Leggendo la Dignitas infinita si ha come la sensazione che la dignità ontologica prevalga su tutto e, per questo, diventi infinita. Prova ne è che, all’inizio della Dichiarazione, Fernández fa l’elogio della Dichiarazione universale dei diritti dell’uomo, fondati sul medesimo antropocentrismo.

E difatti mai come oggi tali diritti sono ampiamente calpestati in tutto il mondo: se il fondamento non è Dio, qualsiasi diritto è disatteso e l’uomo perde la dignità. La soluzione è di rimettere Gesù Cristo e la sua signoria al centro della storia, ovvero di fondare ogni dignità su quella infinita di Dio.

_____________

[1] Cf. Maria Cristina Torchia, voce «dignità», in Accademia della Crusca (accademiadellacrusca.it).

[2] Cf.
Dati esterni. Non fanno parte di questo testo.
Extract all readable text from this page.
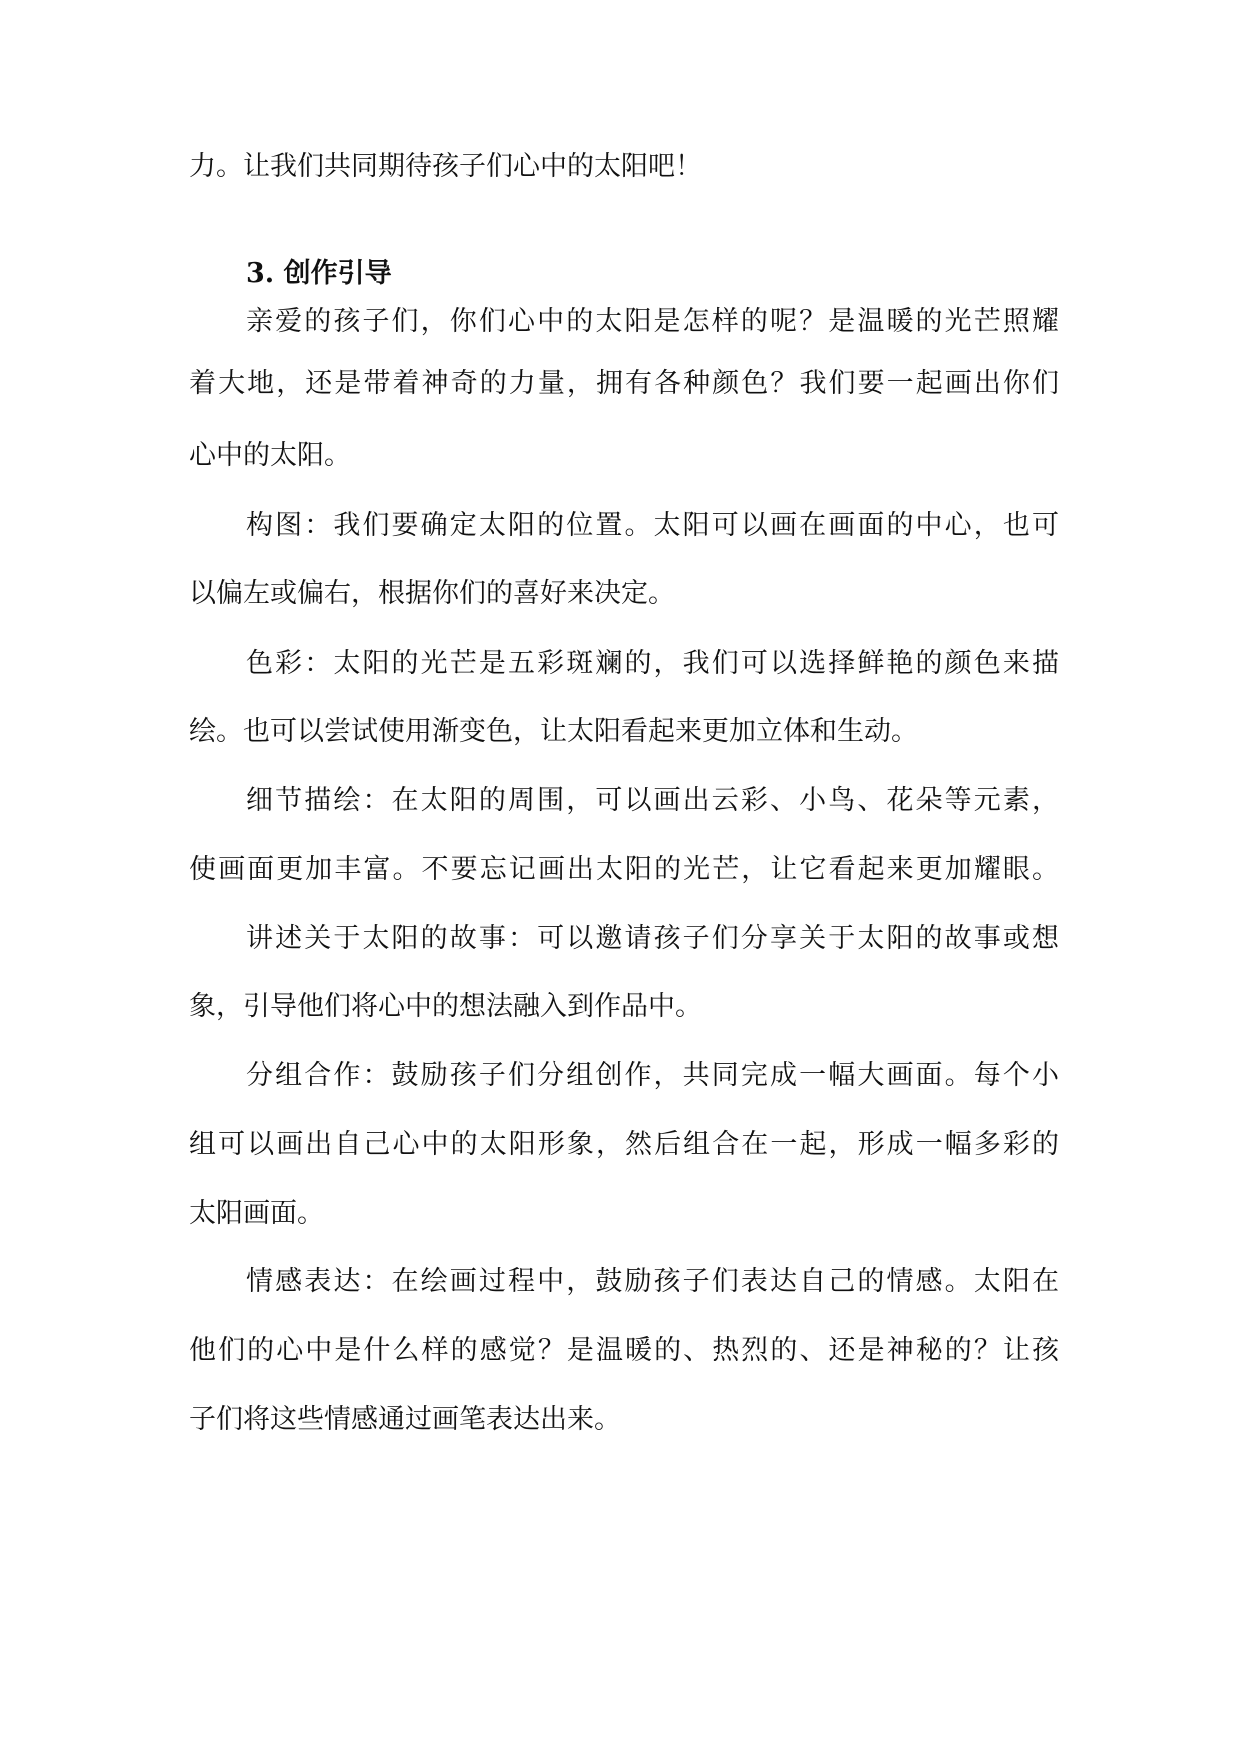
力。让我们共同期待孩子们心中的太阳吧！
3. 创作引导
亲爱的孩子们，你们心中的太阳是怎样的呢？是温暖的光芒照耀
着大地，还是带着神奇的力量，拥有各种颜色？我们要一起画出你们
心中的太阳。
构图：我们要确定太阳的位置。太阳可以画在画面的中心，也可
以偏左或偏右，根据你们的喜好来决定。
色彩：太阳的光芒是五彩斑斓的，我们可以选择鲜艳的颜色来描
绘。也可以尝试使用渐变色，让太阳看起来更加立体和生动。
细节描绘：在太阳的周围，可以画出云彩、小鸟、花朵等元素，
使画面更加丰富。不要忘记画出太阳的光芒，让它看起来更加耀眼。
讲述关于太阳的故事：可以邀请孩子们分享关于太阳的故事或想
象，引导他们将心中的想法融入到作品中。
分组合作：鼓励孩子们分组创作，共同完成一幅大画面。每个小
组可以画出自己心中的太阳形象，然后组合在一起，形成一幅多彩的
太阳画面。
情感表达：在绘画过程中，鼓励孩子们表达自己的情感。太阳在
他们的心中是什么样的感觉？是温暖的、热烈的、还是神秘的？让孩
子们将这些情感通过画笔表达出来。
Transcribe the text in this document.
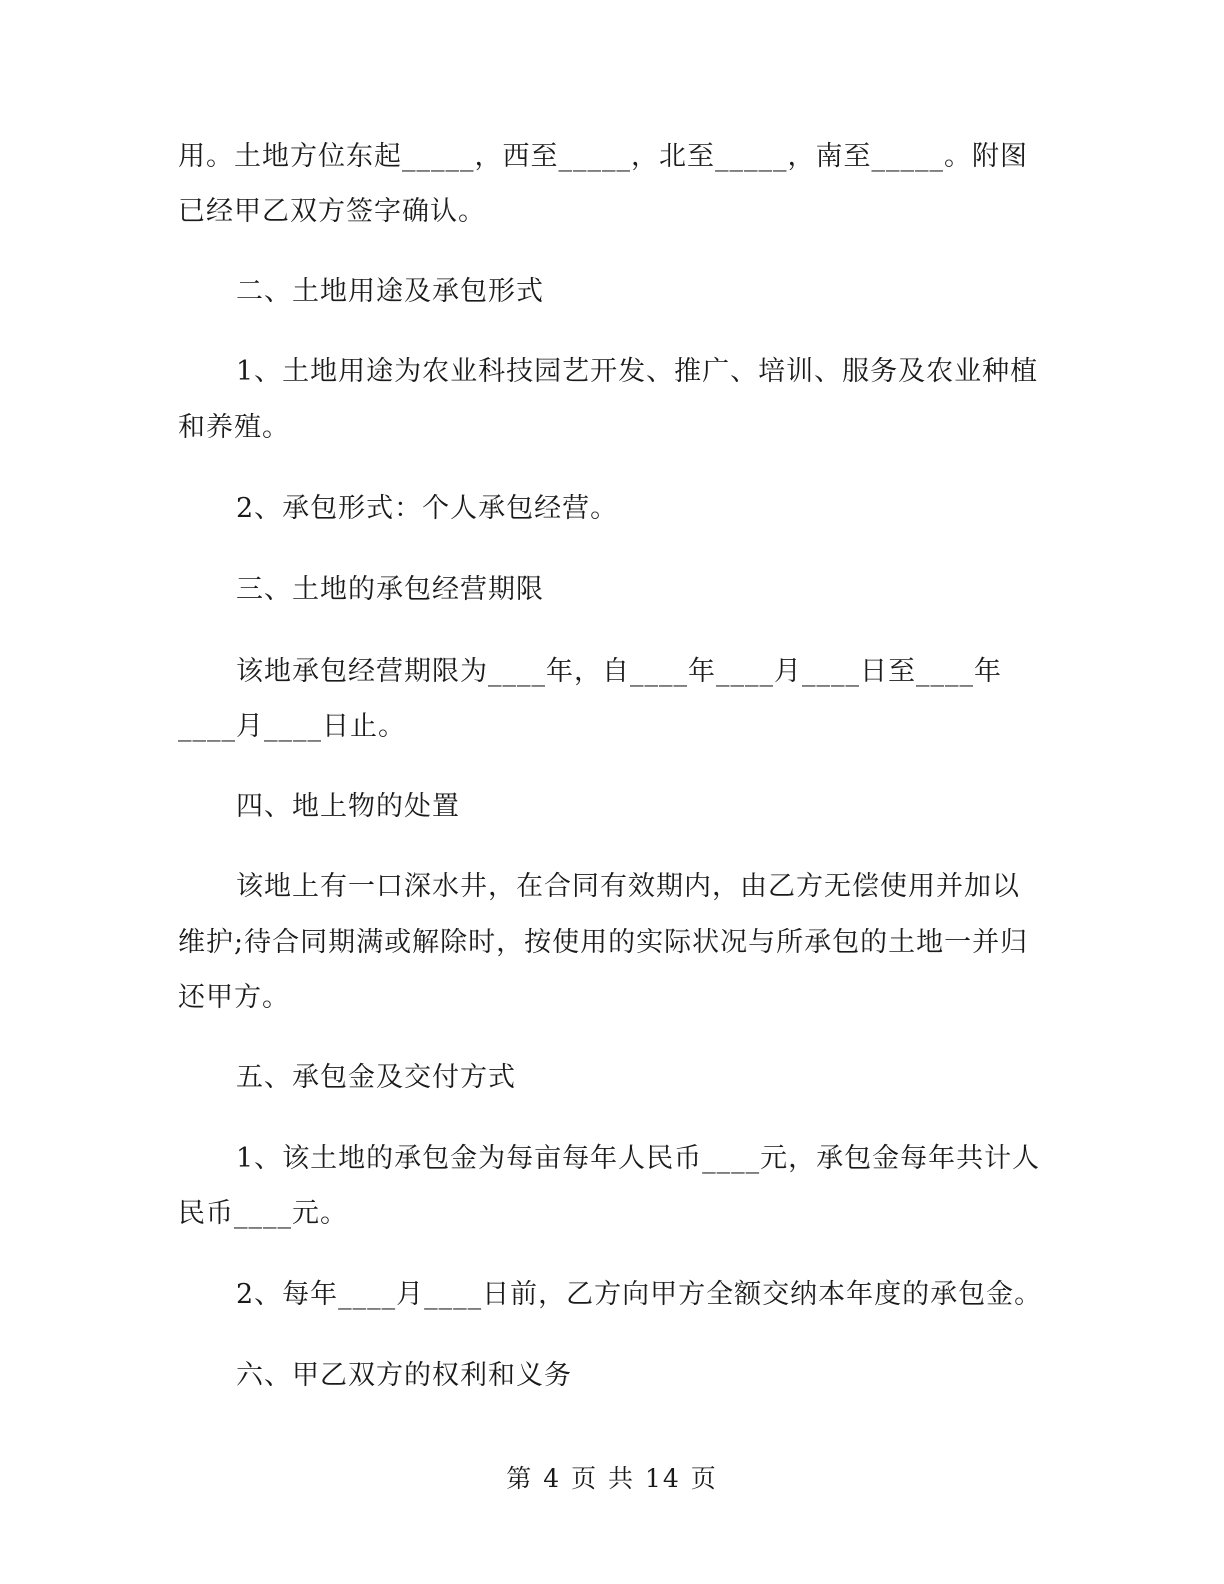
用。土地方位东起_____，西至_____，北至_____，南至_____。附图
已经甲乙双方签字确认。
二、土地用途及承包形式
1、土地用途为农业科技园艺开发、推广、培训、服务及农业种植
和养殖。
2、承包形式：个人承包经营。
三、土地的承包经营期限
该地承包经营期限为____年，自____年____月____日至____年
____月____日止。
四、地上物的处置
该地上有一口深水井，在合同有效期内，由乙方无偿使用并加以
维护;待合同期满或解除时，按使用的实际状况与所承包的土地一并归
还甲方。
五、承包金及交付方式
1、该土地的承包金为每亩每年人民币____元，承包金每年共计人
民币____元。
2、每年____月____日前，乙方向甲方全额交纳本年度的承包金。
六、甲乙双方的权利和义务
第 4 页 共 14 页
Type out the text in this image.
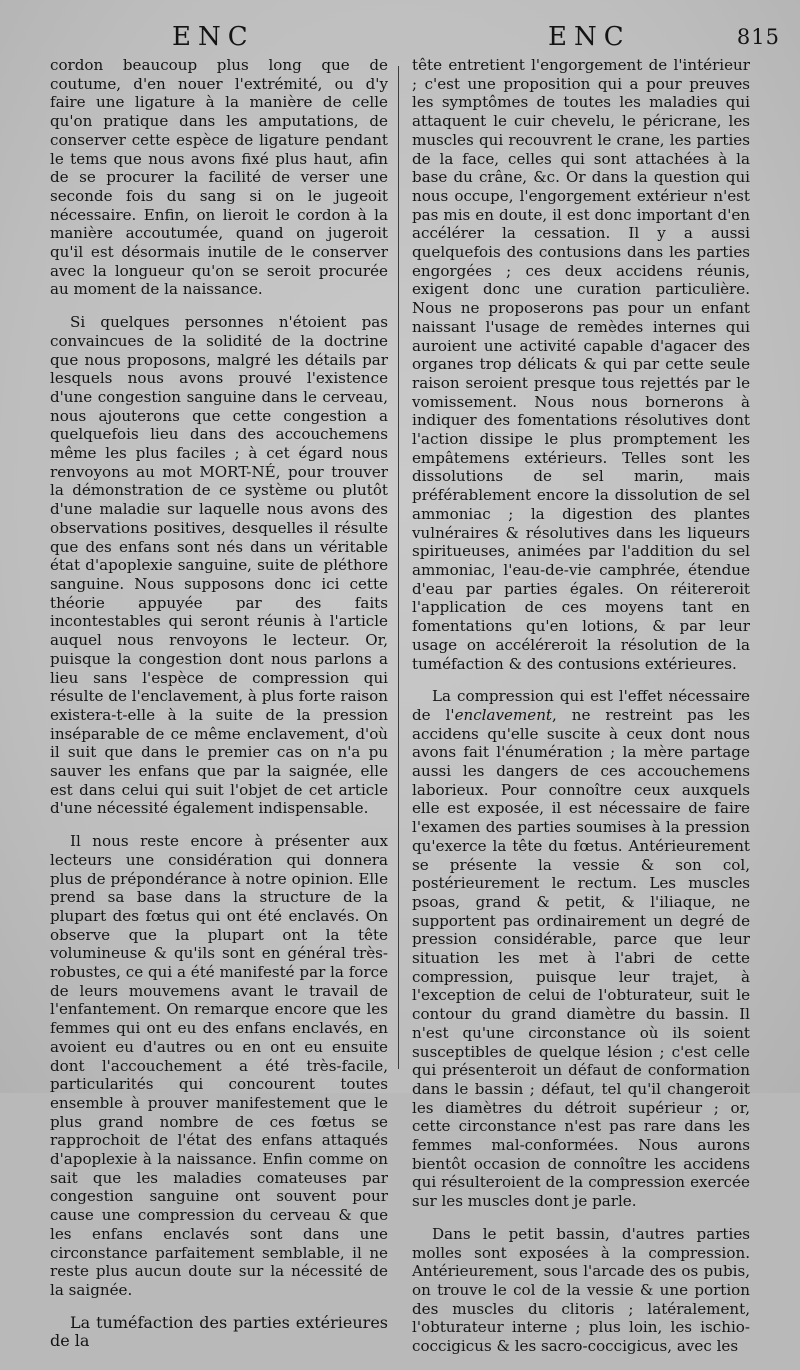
ENC	ENC	815

cordon beaucoup plus long que de coutume, d'en nouer l'extrémité, ou d'y faire une ligature à la manière de celle qu'on pratique dans les amputations, de conserver cette espèce de ligature pendant le tems que nous avons fixé plus haut, afin de se procurer la facilité de verser une seconde fois du sang si on le jugeoit nécessaire. Enfin, on lieroit le cordon à la manière accoutumée, quand on jugeroit qu'il est désormais inutile de le conserver avec la longueur qu'on se seroit procurée au moment de la naissance.

Si quelques personnes n'étoient pas convaincues de la solidité de la doctrine que nous proposons, malgré les détails par lesquels nous avons prouvé l'existence d'une congestion sanguine dans le cerveau, nous ajouterons que cette congestion a quelquefois lieu dans des accouchemens même les plus faciles ; à cet égard nous renvoyons au mot MORT-NÉ, pour trouver la démonstration de ce système ou plutôt d'une maladie sur laquelle nous avons des observations positives, desquelles il résulte que des enfans sont nés dans un véritable état d'apoplexie sanguine, suite de pléthore sanguine. Nous supposons donc ici cette théorie appuyée par des faits incontestables qui seront réunis à l'article auquel nous renvoyons le lecteur. Or, puisque la congestion dont nous parlons a lieu sans l'espèce de compression qui résulte de l'enclavement, à plus forte raison existera-t-elle à la suite de la pression inséparable de ce même enclavement, d'où il suit que dans le premier cas on n'a pu sauver les enfans que par la saignée, elle est dans celui qui suit l'objet de cet article d'une nécessité également indispensable.

Il nous reste encore à présenter aux lecteurs une considération qui donnera plus de prépondérance à notre opinion. Elle prend sa base dans la structure de la plupart des fœtus qui ont été enclavés. On observe que la plupart ont la tête volumineuse & qu'ils sont en général très-robustes, ce qui a été manifesté par la force de leurs mouvemens avant le travail de l'enfantement. On remarque encore que les femmes qui ont eu des enfans enclavés, en avoient eu d'autres ou en ont eu ensuite dont l'accouchement a été très-facile, particularités qui concourent toutes ensemble à prouver manifestement que le plus grand nombre de ces fœtus se rapprochoit de l'état des enfans attaqués d'apoplexie à la naissance. Enfin comme on sait que les maladies comateuses par congestion sanguine ont souvent pour cause une compression du cerveau & que les enfans enclavés sont dans une circonstance parfaitement semblable, il ne reste plus aucun doute sur la nécessité de la saignée.

La tuméfaction des parties extérieures de la

tête entretient l'engorgement de l'intérieur ; c'est une proposition qui a pour preuves les symptômes de toutes les maladies qui attaquent le cuir chevelu, le péricrane, les muscles qui recouvrent le crane, les parties de la face, celles qui sont attachées à la base du crâne, &c. Or dans la question qui nous occupe, l'engorgement extérieur n'est pas mis en doute, il est donc important d'en accélérer la cessation. Il y a aussi quelquefois des contusions dans les parties engorgées ; ces deux accidens réunis, exigent donc une curation particulière. Nous ne proposerons pas pour un enfant naissant l'usage de remèdes internes qui auroient une activité capable d'agacer des organes trop délicats & qui par cette seule raison seroient presque tous rejettés par le vomissement. Nous nous bornerons à indiquer des fomentations résolutives dont l'action dissipe le plus promptement les empâtemens extérieurs. Telles sont les dissolutions de sel marin, mais préférablement encore la dissolution de sel ammoniac ; la digestion des plantes vulnéraires & résolutives dans les liqueurs spiritueuses, animées par l'addition du sel ammoniac, l'eau-de-vie camphrée, étendue d'eau par parties égales. On réitereroit l'application de ces moyens tant en fomentations qu'en lotions, & par leur usage on accéléreroit la résolution de la tuméfaction & des contusions extérieures.

La compression qui est l'effet nécessaire de l'enclavement, ne restreint pas les accidens qu'elle suscite à ceux dont nous avons fait l'énumération ; la mère partage aussi les dangers de ces accouchemens laborieux. Pour connoître ceux auxquels elle est exposée, il est nécessaire de faire l'examen des parties soumises à la pression qu'exerce la tête du fœtus. Antérieurement se présente la vessie & son col, postérieurement le rectum. Les muscles psoas, grand & petit, & l'iliaque, ne supportent pas ordinairement un degré de pression considérable, parce que leur situation les met à l'abri de cette compression, puisque leur trajet, à l'exception de celui de l'obturateur, suit le contour du grand diamètre du bassin. Il n'est qu'une circonstance où ils soient susceptibles de quelque lésion ; c'est celle qui présenteroit un défaut de conformation dans le bassin ; défaut, tel qu'il changeroit les diamètres du détroit supérieur ; or, cette circonstance n'est pas rare dans les femmes mal-conformées. Nous aurons bientôt occasion de connoître les accidens qui résulteroient de la compression exercée sur les muscles dont je parle.

Dans le petit bassin, d'autres parties molles sont exposées à la compression. Antérieurement, sous l'arcade des os pubis, on trouve le col de la vessie & une portion des muscles du clitoris ; latéralement, l'obturateur interne ; plus loin, les ischio-coccigicus & les sacro-coccigicus, avec les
Agostino d’Ippona, Discorso 224.

[3] Scrivono, ad esempio, di «degnazione infinita» di Dio, Ignazio di Loyola, Liborio Siniscalchi, Idelfonso da Bressanvido, Francesco Vincentini, Søren Kierkegaard, Camillo de Lellis, Pietro de Bérulle, Gianvincenzo Postiglione d’Apuzzo.

[4] Summa Theologiae, I, 25, 6, ad 4.

[5] Francesco Antonio De Paola, Grandezze di Maria, Tipografia Tomassini, 1839, Discorso VIII, p. 40. Mario de’ Bignoni, Elogi sacri nelle solennità principali di Nostro Signore, della Beata Vergine Maria e altri Santi celebrati dalla Santa Chiesa, Venezia, 1652, p. 380.

[6] De Paola, Grandezze di Maria, op. cit. ibid.

[7] Summa Theologiae, I, 26, 2, ad 2.

[8] Carlo Caffarra, La persona umana: aspetti teologici, in Aldo Mazzoni (ed.), A sua immagine e somiglianza?, Città Nuova Editrice, 1997, pp. 76-90.

[9] In Pensieri, a cura di P. Serini, Einaudi, 1962, n. 146.

[10] Bonaventura da Bagnoregio, Breviloquium, p. 5, c. 1, In I Sent. d. 3, pp. 1-2, qq. 1-2.